Termino então a minha incursão
com essa nostalgia do bom e do caseiro e com mais uma.
Vivo em Portugal faz pouco mais de sete
anos, já o disse em vários posts, aprendi
a gostar de muitas receitas locais, como a massa a lavrador, e não deixo de me sentir mal com o desprezo
pelo que há em nós de acolhedor e de estável, quando me dou conta de que, no
Brasil, lugar da minha cultura de origem, pouco do que eu falei neste texto
faria sentido.
Só mais um pouco de fôlego, eu peço, para estas questões: reunir concorrentes de diversas partes do país e não recorrer ao
riso fácil, para fazer de conta que está tudo bem entre conterrâneos? Falar em pratos cuja criação
está balanceada? Rituais, tão caros à culinária, para quê? Herdar habilidades e
cuidados familiares na alimentação e no convívio, para quê? Ver televisão e com ela abrandar, para quê?

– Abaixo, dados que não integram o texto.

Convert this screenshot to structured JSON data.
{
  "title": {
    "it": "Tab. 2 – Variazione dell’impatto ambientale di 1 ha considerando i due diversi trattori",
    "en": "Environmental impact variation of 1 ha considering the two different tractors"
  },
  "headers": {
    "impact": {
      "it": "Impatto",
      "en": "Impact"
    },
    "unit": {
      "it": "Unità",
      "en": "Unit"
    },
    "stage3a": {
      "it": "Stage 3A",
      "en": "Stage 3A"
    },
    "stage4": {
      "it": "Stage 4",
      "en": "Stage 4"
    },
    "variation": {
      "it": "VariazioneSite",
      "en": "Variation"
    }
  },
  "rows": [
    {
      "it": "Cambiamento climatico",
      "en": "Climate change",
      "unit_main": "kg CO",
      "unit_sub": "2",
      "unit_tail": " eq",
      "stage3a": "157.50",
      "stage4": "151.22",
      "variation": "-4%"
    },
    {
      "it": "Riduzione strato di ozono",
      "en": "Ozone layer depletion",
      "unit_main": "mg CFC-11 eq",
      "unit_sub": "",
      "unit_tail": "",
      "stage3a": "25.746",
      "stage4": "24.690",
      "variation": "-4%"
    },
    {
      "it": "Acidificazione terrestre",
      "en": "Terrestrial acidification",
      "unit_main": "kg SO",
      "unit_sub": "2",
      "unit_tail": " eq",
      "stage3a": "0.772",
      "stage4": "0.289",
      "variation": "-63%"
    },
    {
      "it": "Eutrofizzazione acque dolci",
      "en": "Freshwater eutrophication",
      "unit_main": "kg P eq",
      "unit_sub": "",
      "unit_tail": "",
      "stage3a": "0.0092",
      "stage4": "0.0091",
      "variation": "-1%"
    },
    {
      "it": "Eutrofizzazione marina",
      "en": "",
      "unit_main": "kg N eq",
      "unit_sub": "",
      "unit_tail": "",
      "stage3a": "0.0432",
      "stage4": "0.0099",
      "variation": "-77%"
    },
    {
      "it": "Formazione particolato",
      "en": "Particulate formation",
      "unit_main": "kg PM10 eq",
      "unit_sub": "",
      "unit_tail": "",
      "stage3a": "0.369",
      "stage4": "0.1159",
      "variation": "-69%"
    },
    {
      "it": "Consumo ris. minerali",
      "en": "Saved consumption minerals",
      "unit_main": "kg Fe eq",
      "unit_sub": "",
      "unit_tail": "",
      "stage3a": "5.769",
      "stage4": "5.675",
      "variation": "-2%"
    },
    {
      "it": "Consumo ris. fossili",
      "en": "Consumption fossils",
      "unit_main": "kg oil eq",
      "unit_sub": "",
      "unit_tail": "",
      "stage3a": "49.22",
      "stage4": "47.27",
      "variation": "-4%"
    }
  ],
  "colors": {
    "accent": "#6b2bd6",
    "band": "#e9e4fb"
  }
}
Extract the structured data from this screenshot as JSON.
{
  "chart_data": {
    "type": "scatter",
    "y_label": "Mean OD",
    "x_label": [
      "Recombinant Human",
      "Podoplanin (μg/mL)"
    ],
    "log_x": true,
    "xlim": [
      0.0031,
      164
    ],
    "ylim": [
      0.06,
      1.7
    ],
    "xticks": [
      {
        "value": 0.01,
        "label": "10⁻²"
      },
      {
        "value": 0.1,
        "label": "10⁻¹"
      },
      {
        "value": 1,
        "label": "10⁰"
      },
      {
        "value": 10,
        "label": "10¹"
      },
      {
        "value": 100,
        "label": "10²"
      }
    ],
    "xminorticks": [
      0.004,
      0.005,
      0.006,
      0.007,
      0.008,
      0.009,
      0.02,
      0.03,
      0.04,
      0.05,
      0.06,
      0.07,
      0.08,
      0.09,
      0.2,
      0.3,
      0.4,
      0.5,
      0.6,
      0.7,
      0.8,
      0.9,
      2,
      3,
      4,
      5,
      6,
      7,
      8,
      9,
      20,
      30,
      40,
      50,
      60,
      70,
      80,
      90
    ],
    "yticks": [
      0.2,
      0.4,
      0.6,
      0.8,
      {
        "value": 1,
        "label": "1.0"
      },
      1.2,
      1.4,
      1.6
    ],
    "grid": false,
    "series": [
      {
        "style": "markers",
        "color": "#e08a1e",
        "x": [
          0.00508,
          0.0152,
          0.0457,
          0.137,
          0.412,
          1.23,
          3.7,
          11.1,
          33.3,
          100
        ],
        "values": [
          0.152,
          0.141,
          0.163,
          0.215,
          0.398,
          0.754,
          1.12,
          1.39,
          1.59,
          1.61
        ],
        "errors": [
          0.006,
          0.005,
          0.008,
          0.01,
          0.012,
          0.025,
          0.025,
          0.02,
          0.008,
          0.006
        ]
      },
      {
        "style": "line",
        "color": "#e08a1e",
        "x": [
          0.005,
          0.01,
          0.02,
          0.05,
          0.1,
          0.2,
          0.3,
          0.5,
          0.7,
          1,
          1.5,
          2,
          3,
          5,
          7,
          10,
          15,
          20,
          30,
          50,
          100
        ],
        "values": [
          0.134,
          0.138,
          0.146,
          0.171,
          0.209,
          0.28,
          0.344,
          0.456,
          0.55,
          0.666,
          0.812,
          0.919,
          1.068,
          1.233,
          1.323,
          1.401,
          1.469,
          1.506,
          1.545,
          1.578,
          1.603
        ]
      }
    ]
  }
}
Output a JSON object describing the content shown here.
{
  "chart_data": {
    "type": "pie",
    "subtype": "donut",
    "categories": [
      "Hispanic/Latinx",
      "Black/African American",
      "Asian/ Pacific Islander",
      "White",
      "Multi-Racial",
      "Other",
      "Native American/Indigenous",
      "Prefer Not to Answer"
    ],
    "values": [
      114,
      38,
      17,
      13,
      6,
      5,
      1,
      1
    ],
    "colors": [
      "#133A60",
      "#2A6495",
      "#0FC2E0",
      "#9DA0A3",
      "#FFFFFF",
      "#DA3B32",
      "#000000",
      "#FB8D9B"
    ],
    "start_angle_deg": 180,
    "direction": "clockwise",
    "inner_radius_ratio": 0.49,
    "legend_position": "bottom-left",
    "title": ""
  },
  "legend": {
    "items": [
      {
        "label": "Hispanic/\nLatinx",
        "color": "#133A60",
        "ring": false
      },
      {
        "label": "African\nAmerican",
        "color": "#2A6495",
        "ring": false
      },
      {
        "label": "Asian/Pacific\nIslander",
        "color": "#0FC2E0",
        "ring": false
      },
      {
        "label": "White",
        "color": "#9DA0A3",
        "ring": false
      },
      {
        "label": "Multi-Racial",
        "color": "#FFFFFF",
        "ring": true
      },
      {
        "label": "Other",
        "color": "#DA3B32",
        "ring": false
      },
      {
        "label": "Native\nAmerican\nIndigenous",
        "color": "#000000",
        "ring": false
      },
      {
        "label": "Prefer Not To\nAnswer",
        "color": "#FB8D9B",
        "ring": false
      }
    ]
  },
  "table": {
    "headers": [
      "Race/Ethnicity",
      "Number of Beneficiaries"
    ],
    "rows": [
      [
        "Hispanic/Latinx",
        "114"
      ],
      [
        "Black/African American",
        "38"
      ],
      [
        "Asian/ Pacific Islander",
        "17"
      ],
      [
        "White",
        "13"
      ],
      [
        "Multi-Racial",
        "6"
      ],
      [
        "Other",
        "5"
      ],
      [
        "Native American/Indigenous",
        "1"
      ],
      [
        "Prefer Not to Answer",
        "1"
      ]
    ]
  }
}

Valorizar o regional ao mesmo tempo que o estrangeiro, o atual ao mesmo tempo o
antigo, para quê?
Tanta gente disposta a agredir, a julgar, a misturar
qualquer assunto à política, a rir e não a sorrir… assim, não há como fazer uma refeição em paz! Não
há como admirar em paz, sem deslocar esse ou aquele grupo
para um canto, de maneira brusca, por incapacidade de ouvir e de ponderar. Tudo é uma bomba lançada contra a sua certeza individual.
Um pouco mais de inocência, vamos
lá, temperada com muita prudência, pois o tempo que passa não envergonha
ninguém, passa para ensinar e para enriquecer a cultura e não para dizer que esta é a
hora de romper com tudo, pois nada presta. O Brasil é um mundo novo, mas se queremos de verdade chegar a ter voz e a ter orgulho, penso que só com pratos limpos.